Analyse de La muse malade de Baudelaire

Analyse de La muse malade de Baudelaire

Poème

La muse malade

 

Ma pauvre muse, hélas ! qu'as-tu donc ce matin ?

Tes yeux creux sont peuplés de visions nocturnes,

Et je vois tour à tour réfléchis sur ton teint

La folie et l'horreur, froides et taciturnes.

 

Le succube verdâtre et le rose lutin

T'ont-ils versé la peur et l'amour de leurs urnes ?

Le cauchemar, d'un poing despotique et mutin,

T'a-t-il noyée au fond d'un fabuleux Minturnes ?

 

Je voudrais qu'exhalant l'odeur de la santé

Ton sein de pensers forts fût toujours fréquenté,

Et que ton sang chrétien coulât à flots rythmiques,

 

Comme les sons nombreux des syllabes antiques,

Où règnent tour à tour le père des chansons,

Phoebus, et le grand Pan, le seigneur des moissons.

 

Charles Baudelaire, Les Fleurs du mal

Commentaire composé

En quoi ce poème est-il emblématique de la section «Spleen et idéal» ?

 

I) L’agonie de la muse

“Ma pauvre muse, hélas ! qu'as-tu donc ce matin ?” Le narrateur semble être inquiet pour la muse, cela est traduit par une ponctuation expressive, et le fait qu’il s’adresse à sa muse au style direct. 

“Tes yeux creux sont peuplés de visions nocturnes,” On dirait que la muse n’a pas dormi depuis très longtemps et elle est tourmentée par les “visions nocturnes” qui représentent les cauchemars. 

“Et je vois tour à tour réfléchis sur ton teint La folie et l'horreur, froides et taciturnes.” Encore une fois, le narrateur nous décrit l’agonie de la muse, qui est non seulement dans sa tête, mais qui se montre aussi par son corps, et sa santé. 

“Le succube verdâtre” Le narrateur regrette que sa muse soit attaquée par un démon. De plus, le suffixe en “âtre” est très péjoratif, et l’adjectif vert évoque le diable, ce qui atteste que la muse est mourante pour des raisons diaboliques. 

“Le cauchemar, d'un poing despotique et mutin,” Le narrateur reprend l'idée du cauchemar, cette fois avec une personnification. On peut voir que le cauchemar s’amuse à faire souffrir la muse, ce qui souligne sa cruauté.

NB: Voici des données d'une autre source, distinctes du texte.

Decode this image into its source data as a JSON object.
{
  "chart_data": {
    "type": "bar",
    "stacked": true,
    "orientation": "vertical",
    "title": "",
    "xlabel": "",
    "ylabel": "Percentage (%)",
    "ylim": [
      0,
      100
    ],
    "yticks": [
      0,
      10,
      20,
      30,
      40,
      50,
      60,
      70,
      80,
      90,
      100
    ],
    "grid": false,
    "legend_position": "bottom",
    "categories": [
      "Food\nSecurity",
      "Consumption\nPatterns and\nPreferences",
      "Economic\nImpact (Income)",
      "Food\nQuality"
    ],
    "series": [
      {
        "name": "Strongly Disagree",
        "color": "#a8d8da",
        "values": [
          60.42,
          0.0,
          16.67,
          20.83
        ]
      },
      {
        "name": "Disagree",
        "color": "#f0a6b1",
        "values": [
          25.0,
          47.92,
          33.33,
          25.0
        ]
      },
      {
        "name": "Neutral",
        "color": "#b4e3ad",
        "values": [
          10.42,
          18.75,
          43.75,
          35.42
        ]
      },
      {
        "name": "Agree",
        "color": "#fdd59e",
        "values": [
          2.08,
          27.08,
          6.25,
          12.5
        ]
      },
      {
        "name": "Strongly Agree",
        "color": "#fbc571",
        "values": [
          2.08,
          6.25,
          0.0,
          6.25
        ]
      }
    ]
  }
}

“T'a-t-il noyée au fond d'un fabuleux Minturnes ?” On peut voir ici aussi le champ lexical de la mort, avec le verbe “noyer”. On voit l’influence du Parnasse dans ce sonnet avec la richesse du vocabulaire (Miturnes est un marécage italien).

 

II) Un art poétique

C’est un sonnet élégiaque puisque dans les tercets, le poète regrette le passé, en faisant référence aux poèmes de l'Antiquité, “syllabes antiques” et des dieux de l'Antiquité, “Phoebus, et le grand Pan,”  

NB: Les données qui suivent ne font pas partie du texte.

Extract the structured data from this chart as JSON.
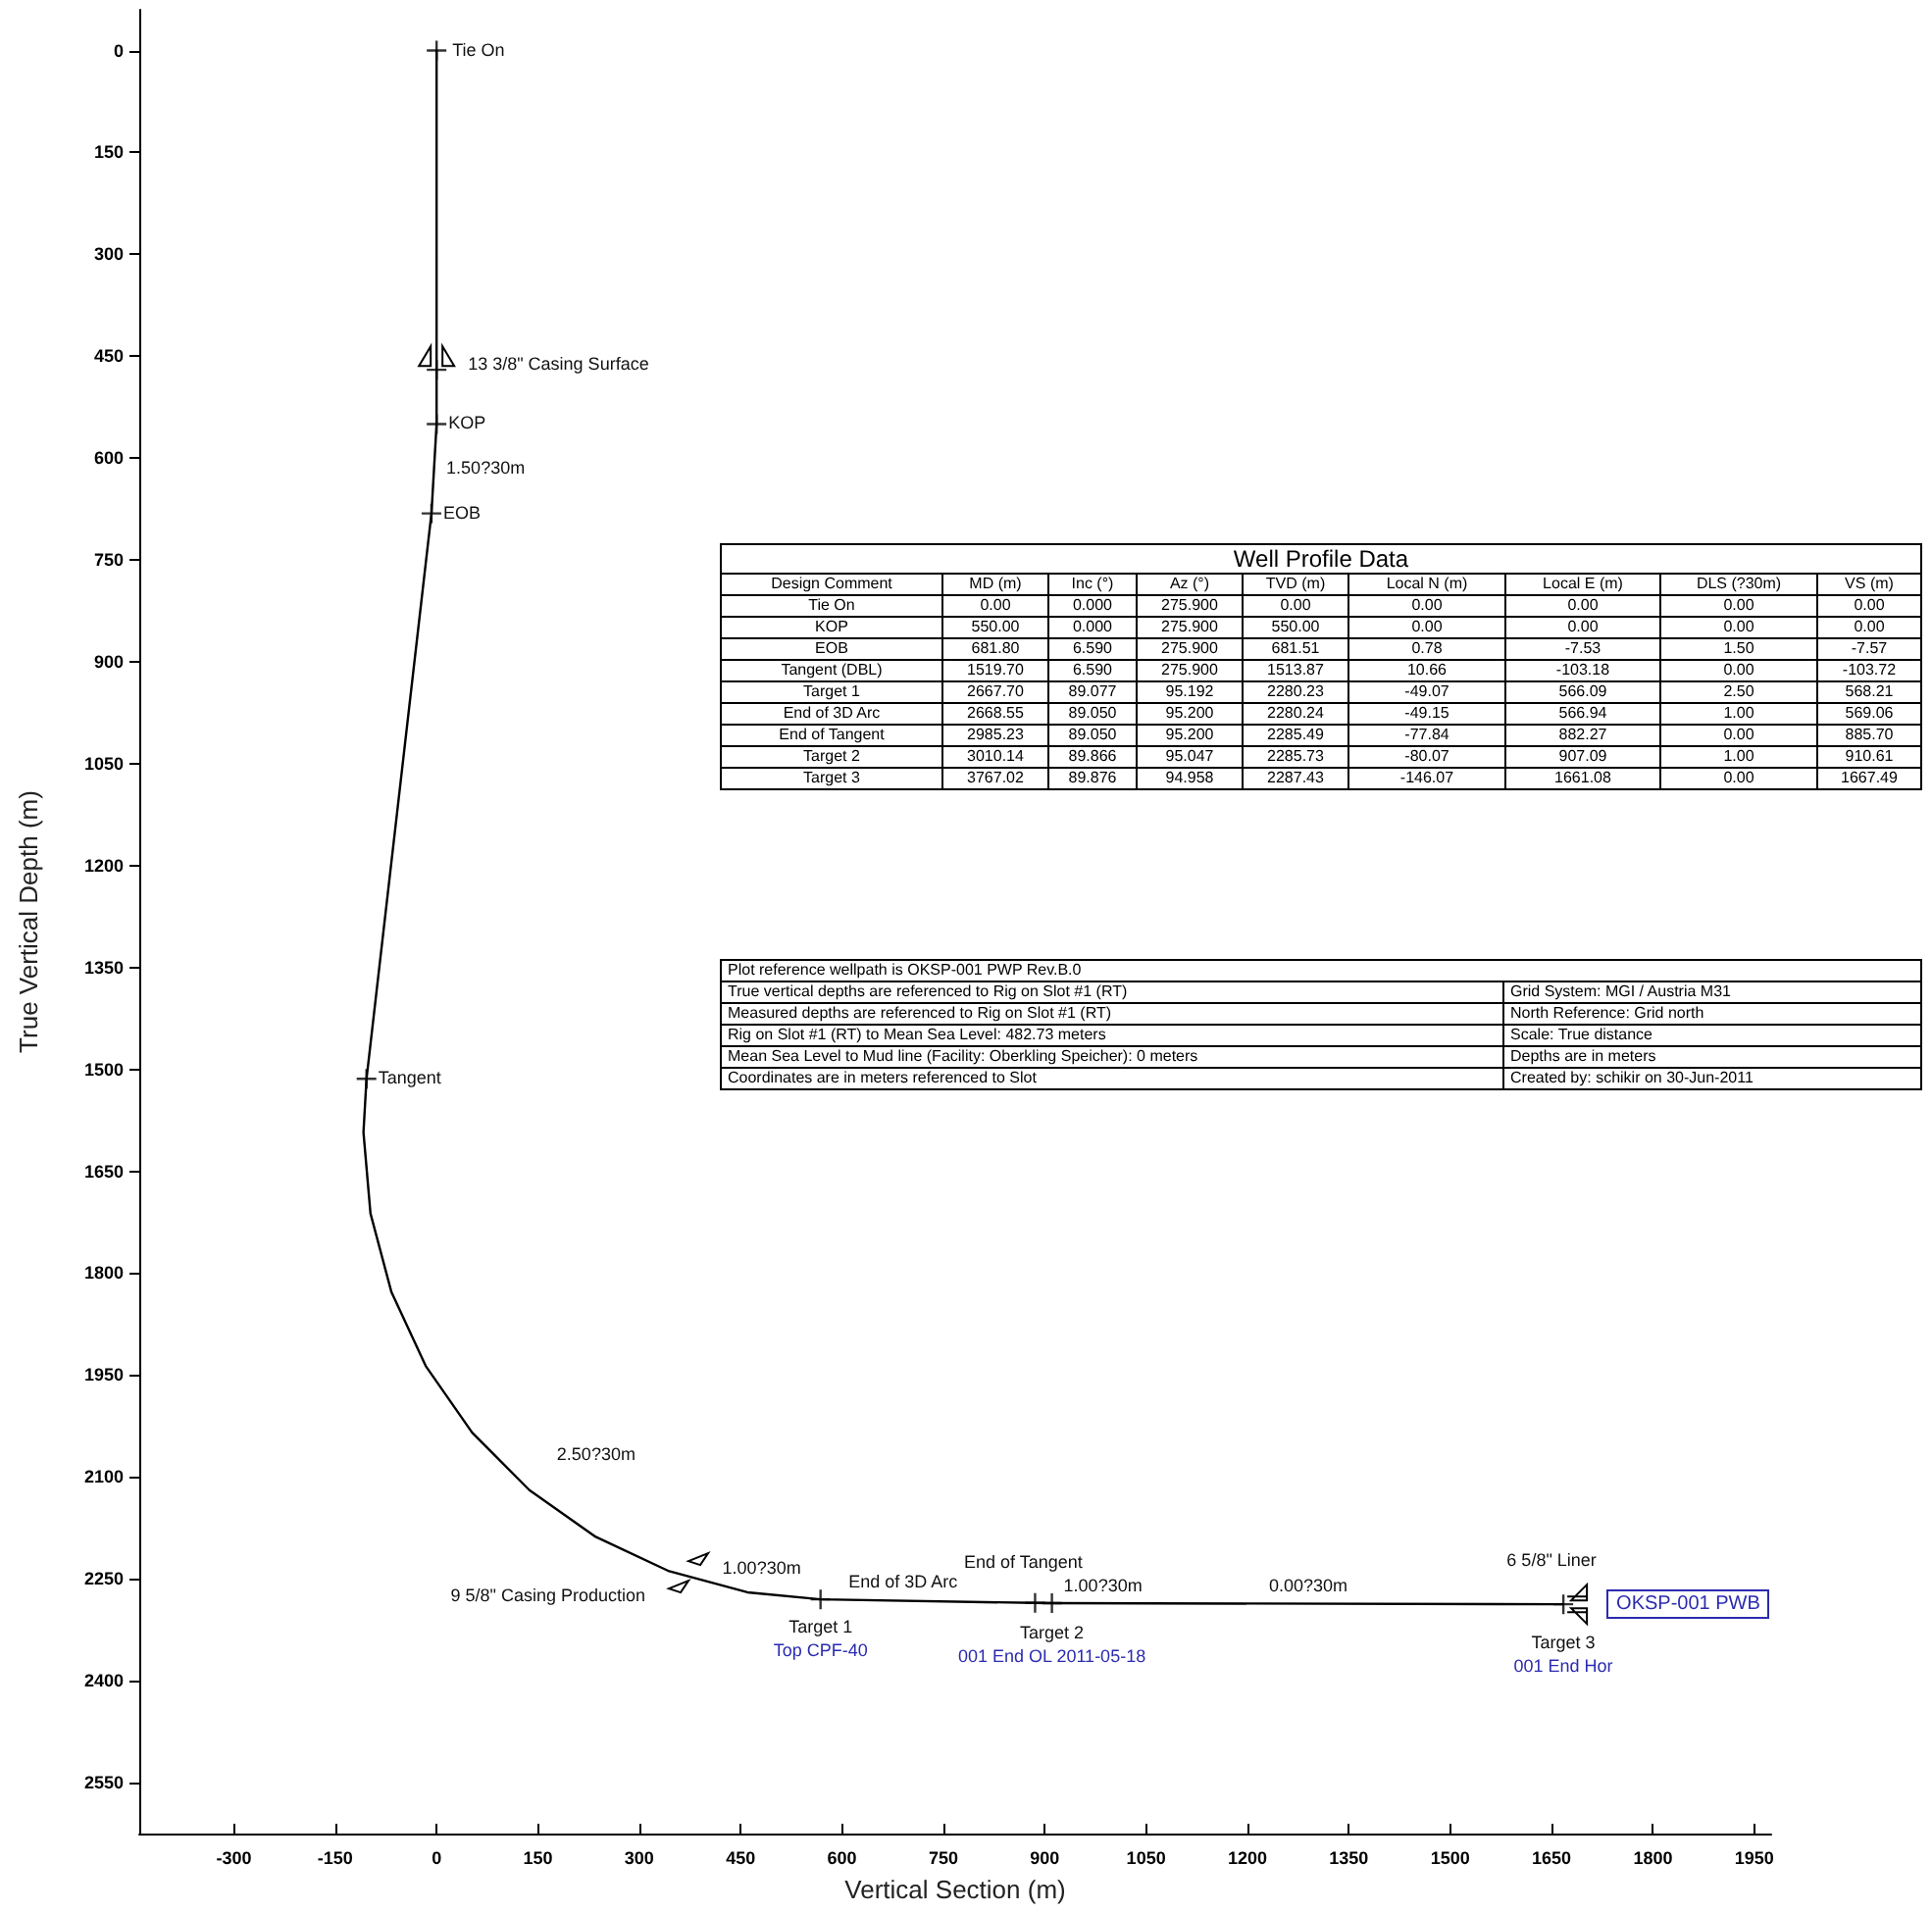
{
  "chart_data": {
    "type": "line",
    "xlabel": "Vertical Section (m)",
    "ylabel": "True Vertical Depth (m)",
    "xlim": [
      -440,
      1975
    ],
    "ylim": [
      2625,
      -60
    ],
    "xticks": [
      -300,
      -150,
      0,
      150,
      300,
      450,
      600,
      750,
      900,
      1050,
      1200,
      1350,
      1500,
      1650,
      1800,
      1950
    ],
    "yticks": [
      0,
      150,
      300,
      450,
      600,
      750,
      900,
      1050,
      1200,
      1350,
      1500,
      1650,
      1800,
      1950,
      2100,
      2250,
      2400,
      2550
    ],
    "grid": false,
    "series": [
      {
        "color": "#000000",
        "marker": "none",
        "x": [
          0,
          0,
          -7.57,
          -103.72,
          -108.2,
          -97.8,
          -66.8,
          -16.1,
          52.7,
          137.4,
          235.6,
          344.2,
          459.9,
          568.21,
          569.06,
          885.7,
          910.61,
          1667.49
        ],
        "values": [
          0,
          550,
          681.51,
          1513.87,
          1592.8,
          1712.2,
          1827.9,
          1936.6,
          2034.7,
          2119.4,
          2188.2,
          2238.8,
          2269.8,
          2280.23,
          2280.24,
          2285.49,
          2285.73,
          2287.43
        ]
      },
      {
        "type": "scatter",
        "color": "#000000",
        "marker": "cross",
        "x": [
          0,
          0,
          0,
          -7.57,
          -103.72,
          568.21,
          569.06,
          885.7,
          910.61,
          1667.49
        ],
        "values": [
          0,
          470,
          550,
          681.51,
          1513.87,
          2280.23,
          null,
          2285.49,
          2285.73,
          2287.43
        ]
      }
    ],
    "annotations": [
      {
        "text": "Tie On",
        "x": 0,
        "y": 0
      },
      {
        "text": "13 3/8\" Casing Surface",
        "x": 0,
        "y": 470
      },
      {
        "text": "KOP",
        "x": 0,
        "y": 550
      },
      {
        "text": "1.50?30m",
        "x": -3,
        "y": 615
      },
      {
        "text": "EOB",
        "x": -7.57,
        "y": 681.51
      },
      {
        "text": "Tangent",
        "x": -103.72,
        "y": 1513.87
      },
      {
        "text": "2.50?30m",
        "x": 137.4,
        "y": 2119.4
      },
      {
        "text": "9 5/8\" Casing Production",
        "x": 367,
        "y": 2247
      },
      {
        "text": "1.00?30m",
        "x": 568.21,
        "y": 2280.23
      },
      {
        "text": "Target 1",
        "x": 568.21,
        "y": 2280.23
      },
      {
        "text": "Top CPF-40",
        "x": 568.21,
        "y": 2280.23
      },
      {
        "text": "End of 3D Arc",
        "x": 569.06,
        "y": 2280.24
      },
      {
        "text": "End of Tangent",
        "x": 885.7,
        "y": 2285.49
      },
      {
        "text": "1.00?30m",
        "x": 910.61,
        "y": 2285.73
      },
      {
        "text": "Target 2",
        "x": 910.61,
        "y": 2285.73
      },
      {
        "text": "001 End OL 2011-05-18",
        "x": 910.61,
        "y": 2285.73
      },
      {
        "text": "0.00?30m",
        "x": 1290,
        "y": 2286.5
      },
      {
        "text": "6 5/8\" Liner",
        "x": 1667.49,
        "y": 2287.43
      },
      {
        "text": "Target 3",
        "x": 1667.49,
        "y": 2287.43
      },
      {
        "text": "001 End Hor",
        "x": 1667.49,
        "y": 2287.43
      },
      {
        "text": "OKSP-001 PWB",
        "x": 1667.49,
        "y": 2287.43
      },
      "Well Profile Data",
      "Design Comment",
      "MD (m)",
      "Inc (°)",
      "Az (°)",
      "TVD (m)",
      "Local N (m)",
      "Local E (m)",
      "DLS (?30m)",
      "VS (m)",
      "Tie On",
      "0.00",
      "0.000",
      "275.900",
      "0.00",
      "0.00",
      "0.00",
      "0.00",
      "0.00",
      "KOP",
      "550.00",
      "0.000",
      "275.900",
      "550.00",
      "0.00",
      "0.00",
      "0.00",
      "0.00",
      "EOB",
      "681.80",
      "6.590",
      "275.900",
      "681.51",
      "0.78",
      "-7.53",
      "1.50",
      "-7.57",
      "Tangent (DBL)",
      "1519.70",
      "6.590",
      "275.900",
      "1513.87",
      "10.66",
      "-103.18",
      "0.00",
      "-103.72",
      "Target 1",
      "2667.70",
      "89.077",
      "95.192",
      "2280.23",
      "-49.07",
      "566.09",
      "2.50",
      "568.21",
      "End of 3D Arc",
      "2668.55",
      "89.050",
      "95.200",
      "2280.24",
      "-49.15",
      "566.94",
      "1.00",
      "569.06",
      "End of Tangent",
      "2985.23",
      "89.050",
      "95.200",
      "2285.49",
      "-77.84",
      "882.27",
      "0.00",
      "885.70",
      "Target 2",
      "3010.14",
      "89.866",
      "95.047",
      "2285.73",
      "-80.07",
      "907.09",
      "1.00",
      "910.61",
      "Target 3",
      "3767.02",
      "89.876",
      "94.958",
      "2287.43",
      "-146.07",
      "1661.08",
      "0.00",
      "1667.49",
      "Plot reference wellpath is OKSP-001 PWP Rev.B.0",
      "True vertical depths are referenced to Rig on Slot #1 (RT)",
      "Grid System: MGI / Austria M31",
      "Measured depths are referenced to Rig on Slot #1 (RT)",
      "North Reference: Grid north",
      "Rig on Slot #1 (RT) to Mean Sea Level: 482.73 meters",
      "Scale: True distance",
      "Mean Sea Level to Mud line (Facility: Oberkling Speicher): 0 meters",
      "Depths are in meters",
      "Coordinates are in meters referenced to Slot",
      "Created by: schikir on 30-Jun-2011"
    ]
  }
}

“Je voudrais qu'exhalant l'odeur de la santé Ton sein de pensers forts fût toujours fréquenté,” Le poète regrette que le coeur de la muse soit désormais vide d’inspiration. 

“Et que ton sang chrétien coulât à flots rythmiques,” Le sang qui coule représente la vie, de même que l’adjectif chrétien qui s’oppose au diable.

“Comme les sons nombreux des syllabes antiques, Où règnent tour à tour le père des chansons, Phoebus, et le grand Pan, le seigneur des moissons.” On remarque une allitération en [S] ce qui évoque la souffrance. L'évocation de Phébus et Pan soulignent la nostalgie du poète pour l’Antiquité et fait de ce poème un véritable art poétique.

 

Ainsi, “La muse malade” est un poème emblématique de la section Spleen et idéal car on y retrouve à la fois l’angoisse face à la mort et à la perte d’inspiration, mais aussi l’aspiration à une poésie éternelle et parfaite.